Por conta da terra a semente



                                     
          Sempre aconteciam coisas com todo mundo e a toda hora, não importava nada que se fizesse: o país e sua política; as pessoas e o quanto tinham comido; o tempo e se chovia, ou que estação do ano era perfeita para se viver melhor. Aconteciam coisas, simplesmente. Com Anna não seria diferente, porque a vida tem seus feitiços, seus contragostos e esquisitices. Só para se tornar tão importante, a vida, depois de apagados os anos na memória ávida, se faria recordar, toda importante, sob um holofote de luz azul. Então ela poderia dizer: sim, se me recordo bem, foi naquele ano...
          Ontem era o dia em que a menina acordava esquisita, prestes a... Não sabia a que. Prestes a ter um treco, um troço... As costelas arriadas para frente só para acomodar os dois pequenos peitos em duas gavetas de ossos. Pura cautela para que não vissem as novidades que se anunciavam aos olhos. Beleza de menina nascendo nas estações das chuvas, para dar um tom de narciso naqueles olhos cinza d’água. Beleza aflorando de duas caixetas de carnes minguadas... Achava estranho aquilo que nascia dando-lhe condição de animal  feminino de espécie mamífera. Fera, como todos os animais desde que notou o motorista apalpando-lhe as tímidas formas nascentes com olhos tendenciosos e perdidos naquela inocência de ainda brincar com os meninos sem os pais se afligirem. Pois era mesmo criança, de querer doces fora de hora e fazer muito barulho e inconveniências ( para ela algazarras tão lindas e leves como embalos das gangorras e para os mais velhos zoeiras desagradáveis). Ia assim se fazendo corpo inteiro em meio às dúvidas da avó e das tias... Mas quando será mesmo que ela vai crescer?
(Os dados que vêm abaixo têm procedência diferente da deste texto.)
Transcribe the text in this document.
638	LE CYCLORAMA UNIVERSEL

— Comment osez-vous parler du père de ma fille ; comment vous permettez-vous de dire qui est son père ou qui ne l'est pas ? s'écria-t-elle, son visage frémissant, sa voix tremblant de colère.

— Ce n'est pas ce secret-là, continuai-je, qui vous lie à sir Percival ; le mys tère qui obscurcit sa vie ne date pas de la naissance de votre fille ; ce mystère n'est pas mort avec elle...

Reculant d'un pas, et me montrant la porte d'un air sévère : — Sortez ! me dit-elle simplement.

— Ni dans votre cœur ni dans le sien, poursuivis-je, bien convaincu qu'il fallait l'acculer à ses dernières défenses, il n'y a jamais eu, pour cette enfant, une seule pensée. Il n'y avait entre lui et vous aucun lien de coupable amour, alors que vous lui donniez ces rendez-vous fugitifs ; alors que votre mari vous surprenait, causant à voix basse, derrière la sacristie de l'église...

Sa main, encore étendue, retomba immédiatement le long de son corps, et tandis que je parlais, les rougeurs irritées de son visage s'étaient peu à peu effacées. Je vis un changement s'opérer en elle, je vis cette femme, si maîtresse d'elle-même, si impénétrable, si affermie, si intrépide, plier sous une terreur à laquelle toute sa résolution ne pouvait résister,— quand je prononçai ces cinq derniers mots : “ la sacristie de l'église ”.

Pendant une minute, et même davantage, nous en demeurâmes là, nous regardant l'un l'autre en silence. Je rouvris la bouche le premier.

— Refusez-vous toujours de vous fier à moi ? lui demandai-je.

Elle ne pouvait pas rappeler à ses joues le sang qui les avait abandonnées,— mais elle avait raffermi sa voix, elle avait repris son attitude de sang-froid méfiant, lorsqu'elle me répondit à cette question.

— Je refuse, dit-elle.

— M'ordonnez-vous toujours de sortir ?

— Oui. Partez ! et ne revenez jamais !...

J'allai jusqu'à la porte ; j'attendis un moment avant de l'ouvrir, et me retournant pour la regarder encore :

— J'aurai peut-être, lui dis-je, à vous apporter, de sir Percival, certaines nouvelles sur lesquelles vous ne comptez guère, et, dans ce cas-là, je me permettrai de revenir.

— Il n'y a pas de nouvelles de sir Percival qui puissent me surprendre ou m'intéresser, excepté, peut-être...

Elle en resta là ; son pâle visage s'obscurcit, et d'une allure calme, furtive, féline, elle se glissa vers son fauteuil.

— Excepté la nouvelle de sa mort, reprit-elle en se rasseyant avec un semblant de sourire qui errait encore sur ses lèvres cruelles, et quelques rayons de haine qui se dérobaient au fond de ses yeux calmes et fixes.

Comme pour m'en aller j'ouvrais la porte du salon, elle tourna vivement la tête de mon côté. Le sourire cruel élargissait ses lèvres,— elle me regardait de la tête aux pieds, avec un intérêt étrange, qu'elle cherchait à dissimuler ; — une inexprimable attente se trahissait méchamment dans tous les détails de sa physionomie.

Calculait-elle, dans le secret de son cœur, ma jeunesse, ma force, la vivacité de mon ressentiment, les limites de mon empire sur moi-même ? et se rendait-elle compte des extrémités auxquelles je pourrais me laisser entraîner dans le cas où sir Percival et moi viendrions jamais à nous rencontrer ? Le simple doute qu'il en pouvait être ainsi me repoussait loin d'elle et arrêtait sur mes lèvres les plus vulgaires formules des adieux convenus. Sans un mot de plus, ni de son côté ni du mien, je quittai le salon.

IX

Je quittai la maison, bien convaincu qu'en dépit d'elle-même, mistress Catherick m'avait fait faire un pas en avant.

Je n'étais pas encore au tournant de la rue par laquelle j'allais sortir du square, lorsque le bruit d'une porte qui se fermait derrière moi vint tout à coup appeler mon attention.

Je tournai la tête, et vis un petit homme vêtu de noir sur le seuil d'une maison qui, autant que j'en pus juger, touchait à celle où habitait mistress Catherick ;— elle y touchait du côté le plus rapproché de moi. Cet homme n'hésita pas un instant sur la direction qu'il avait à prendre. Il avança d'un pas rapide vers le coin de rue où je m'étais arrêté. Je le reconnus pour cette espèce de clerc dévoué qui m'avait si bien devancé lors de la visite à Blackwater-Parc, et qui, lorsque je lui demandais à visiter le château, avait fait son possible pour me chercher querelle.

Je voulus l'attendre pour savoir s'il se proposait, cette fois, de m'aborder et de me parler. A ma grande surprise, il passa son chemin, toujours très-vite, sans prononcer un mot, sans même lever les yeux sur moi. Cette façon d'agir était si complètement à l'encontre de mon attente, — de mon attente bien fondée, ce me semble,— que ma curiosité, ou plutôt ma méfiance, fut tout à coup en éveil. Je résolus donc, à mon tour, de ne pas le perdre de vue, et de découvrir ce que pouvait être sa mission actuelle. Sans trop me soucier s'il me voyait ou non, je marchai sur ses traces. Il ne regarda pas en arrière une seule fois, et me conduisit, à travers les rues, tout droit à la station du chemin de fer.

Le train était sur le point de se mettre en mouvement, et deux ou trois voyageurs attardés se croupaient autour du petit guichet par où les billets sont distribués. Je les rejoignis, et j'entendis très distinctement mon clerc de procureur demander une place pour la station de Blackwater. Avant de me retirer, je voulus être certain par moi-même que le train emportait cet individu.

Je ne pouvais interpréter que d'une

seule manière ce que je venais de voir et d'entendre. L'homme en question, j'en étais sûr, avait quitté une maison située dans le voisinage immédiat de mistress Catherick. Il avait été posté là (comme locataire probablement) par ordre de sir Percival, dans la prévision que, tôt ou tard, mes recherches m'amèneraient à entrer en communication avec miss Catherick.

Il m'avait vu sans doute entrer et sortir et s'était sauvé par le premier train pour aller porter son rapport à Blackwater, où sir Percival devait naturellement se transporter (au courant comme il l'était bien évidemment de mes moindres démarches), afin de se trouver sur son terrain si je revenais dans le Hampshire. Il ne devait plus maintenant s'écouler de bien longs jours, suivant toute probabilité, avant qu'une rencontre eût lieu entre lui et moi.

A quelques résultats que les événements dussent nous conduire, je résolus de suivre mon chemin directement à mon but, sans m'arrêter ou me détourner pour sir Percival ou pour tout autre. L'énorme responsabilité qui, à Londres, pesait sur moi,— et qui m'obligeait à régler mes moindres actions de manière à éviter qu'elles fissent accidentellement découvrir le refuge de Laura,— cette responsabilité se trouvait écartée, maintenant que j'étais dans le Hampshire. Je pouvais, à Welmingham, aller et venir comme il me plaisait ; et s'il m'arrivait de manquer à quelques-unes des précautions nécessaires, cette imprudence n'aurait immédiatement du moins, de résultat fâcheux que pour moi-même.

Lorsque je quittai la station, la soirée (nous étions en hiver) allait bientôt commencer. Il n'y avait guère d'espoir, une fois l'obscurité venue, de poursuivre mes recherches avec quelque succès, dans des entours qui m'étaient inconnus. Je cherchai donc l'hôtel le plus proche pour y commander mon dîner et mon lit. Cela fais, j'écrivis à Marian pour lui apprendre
          Anna não sabia quando iria crescer; nem mesmo queria, porque não podia comandar aquilo que acontecia com os ossos das faces, deixando distantes as formas arredondadas para imagens de antigos espelhos estrategicamente pendurados na parede e onde se via de relance, só de vez em quando. Ia adquirindo ângulos. A menina resvalava os olhos um pouco pelos espelhos, para apreciar o que via; outro tanto para lamentar o desgosto que lhe davam os brinquedos e as conversas dos meninos. Tinham ficado bobos, tão infantis que queria era fugir para casa e deixar as brincadeiras de lado. No espelho, de soslaio, porque não queria se ver plenamente, ela pressentia: os amigos se distanciariam aos gritos da mãe já muito aflita com as meninas maiores que não podiam mais sair. Deixava-se por conta do destino dar pelos claríssimos às minúcias mais impensadas e recônditas do corpo; fazia-se numa exatidão de curvas delicadas e alvas, um molejo nas cadeiras, que agora sabiam dançar quando ela andava. Nascia apesar de ela desejar o contrário, uma atrevida escultura na arquitetura até então vazia de ondas, sempre atada ao quadrilátero exato de braços paralelos ao tronco. Irrompia pelos limites das linhas uma demarcação de formas novas e alvoroços, que saíam de dentro da alma outrora tão quieta. Nem se reconhecia mais nas antigas alegrias de amanhecer pensando em seus brinquedos e livros de histórias. Para onde mesmo tinham ido as fadas?...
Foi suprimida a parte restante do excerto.